Since I am known for being the one who states the obvious, I feel compelled to say that I think that in this passage God was saying he was going to destroy all the men of some country, and the "pisseth against the wall" phrase simply meant men. He wasn't going to destroy them FOR pissing against the wall. (Although when my neighbor in Maryland used to piss against the wall of my house every Friday night when he got drunk, I could have wished it....)

This preacher in a suit (very strange to me, coming from a liturgical tradition, to see someone preaching in a suit) seems to be making several points, some of which have some sense to them, and some of which...don't. One is about translation, and his thesis here is not entirely clear. Does he mean that the Bible ought to be translated word for word because God chose all the particular words? The translators of the KJV did go by that theory, so that they even indicated textually when they added "is" or "was" where Greek implies it. If you are learning NT Greek, the KJV is a great trott. There is something to be said for that in terms of getting at what the text says. Traductore traditore, (A translator is a traitor) they say, even word for word. But the more "dynamic equivalence" you use, the more chance there is for your understanding of a phrase to interpolate itself.

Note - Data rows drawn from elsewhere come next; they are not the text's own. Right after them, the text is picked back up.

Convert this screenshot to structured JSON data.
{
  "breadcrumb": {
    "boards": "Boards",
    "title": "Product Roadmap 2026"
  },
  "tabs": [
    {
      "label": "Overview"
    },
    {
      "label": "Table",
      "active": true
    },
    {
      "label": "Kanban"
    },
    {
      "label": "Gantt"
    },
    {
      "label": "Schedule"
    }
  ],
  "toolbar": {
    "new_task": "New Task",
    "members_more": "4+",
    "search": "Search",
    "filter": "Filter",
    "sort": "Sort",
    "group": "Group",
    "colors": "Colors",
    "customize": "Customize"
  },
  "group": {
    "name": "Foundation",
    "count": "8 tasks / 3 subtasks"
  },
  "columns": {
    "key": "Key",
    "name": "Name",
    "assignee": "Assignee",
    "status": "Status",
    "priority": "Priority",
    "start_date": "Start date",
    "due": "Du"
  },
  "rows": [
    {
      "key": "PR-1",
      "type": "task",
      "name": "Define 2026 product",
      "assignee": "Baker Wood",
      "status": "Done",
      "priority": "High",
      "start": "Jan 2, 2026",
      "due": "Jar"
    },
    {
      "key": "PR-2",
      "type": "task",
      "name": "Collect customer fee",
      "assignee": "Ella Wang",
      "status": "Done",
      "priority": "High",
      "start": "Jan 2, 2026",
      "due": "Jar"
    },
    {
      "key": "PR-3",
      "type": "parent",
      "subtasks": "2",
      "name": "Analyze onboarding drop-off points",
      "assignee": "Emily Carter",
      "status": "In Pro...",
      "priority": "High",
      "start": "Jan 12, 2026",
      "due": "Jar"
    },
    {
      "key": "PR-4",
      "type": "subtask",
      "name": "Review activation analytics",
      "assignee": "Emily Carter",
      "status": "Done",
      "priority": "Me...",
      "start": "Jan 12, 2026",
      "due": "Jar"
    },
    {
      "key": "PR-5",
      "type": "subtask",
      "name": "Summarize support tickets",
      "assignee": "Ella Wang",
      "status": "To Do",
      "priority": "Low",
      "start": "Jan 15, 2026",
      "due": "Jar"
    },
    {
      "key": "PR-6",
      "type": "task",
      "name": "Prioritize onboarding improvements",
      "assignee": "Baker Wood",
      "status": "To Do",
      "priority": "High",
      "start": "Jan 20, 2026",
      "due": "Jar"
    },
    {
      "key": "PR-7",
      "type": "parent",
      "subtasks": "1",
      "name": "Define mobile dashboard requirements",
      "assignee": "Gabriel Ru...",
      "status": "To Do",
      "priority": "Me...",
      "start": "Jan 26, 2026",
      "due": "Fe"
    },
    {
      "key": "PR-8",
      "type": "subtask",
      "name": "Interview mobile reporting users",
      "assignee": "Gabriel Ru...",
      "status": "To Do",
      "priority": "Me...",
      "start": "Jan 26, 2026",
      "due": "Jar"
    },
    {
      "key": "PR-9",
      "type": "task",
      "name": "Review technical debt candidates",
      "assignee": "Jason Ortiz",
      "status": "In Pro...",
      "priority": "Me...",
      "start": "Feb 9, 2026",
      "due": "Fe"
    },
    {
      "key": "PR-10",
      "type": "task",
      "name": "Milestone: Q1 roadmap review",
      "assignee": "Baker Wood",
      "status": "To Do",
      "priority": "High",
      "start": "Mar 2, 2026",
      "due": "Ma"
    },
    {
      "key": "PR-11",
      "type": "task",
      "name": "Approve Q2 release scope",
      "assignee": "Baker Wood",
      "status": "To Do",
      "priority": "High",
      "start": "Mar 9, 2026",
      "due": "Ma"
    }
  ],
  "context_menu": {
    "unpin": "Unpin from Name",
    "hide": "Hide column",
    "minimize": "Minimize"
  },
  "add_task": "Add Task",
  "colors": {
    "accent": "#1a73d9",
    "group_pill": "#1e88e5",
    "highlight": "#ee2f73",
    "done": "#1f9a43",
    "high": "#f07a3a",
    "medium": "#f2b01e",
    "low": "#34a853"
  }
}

I woiuld also add that the pungency of the phrase makes the story much more powerful than if one translates it "males." At the same time one has to know exactly what connotations the words used had when the text was written. I suspect the word used for urinate was not necessarily one considered vulgar at the time, as piss is now, and also that this was simply a phrase which indicated males at the time.

Now we proceed to his set of assertions about what it means to be a "man." Is he saying that a culture that wants men to sit down to pee (I suppose because otherwise splashing can occur?) is one that wants to eliminate the difference between men and woman? Could this be true? Do they not want men to stand to pee just because women cannot? In such a culture, does obeying these rules make a man less masculine? I think these questions can be asked. I don't know if the answers are as certain as he implies.

He also seems to imply that believing in the dynamic equivalence method of translation makes a man less masculine. But there is a good argument at "he that pisseth against the wall" was just a standard phrase that meant males. It was one of those standard phrases used in oral cultures, such as "the words escaped his teeth's barrier" which is used over and over again in the Iliad. I wouldn't want an Iliad which replaced this with "he said". And I prefer a Bible which does not replace "he that pisseth against the wall" with "males." But I am not sure someone who argues for another position is thereby emasculated.

He is also arguing that people who take this position about translation, also are cowardly about asserting what the Bible really teaches. People, no, I should say, men who take this position about translation, because he clearly does not have female translators in mind! He is asserting that men who argue that this phrase should be translated "males" do not preach Biblical orthodoxy. That is a large assertion.

Oh, and they also pee sitting down.

It took longer to deconstruct it than to listen to it. But I enjoyed both!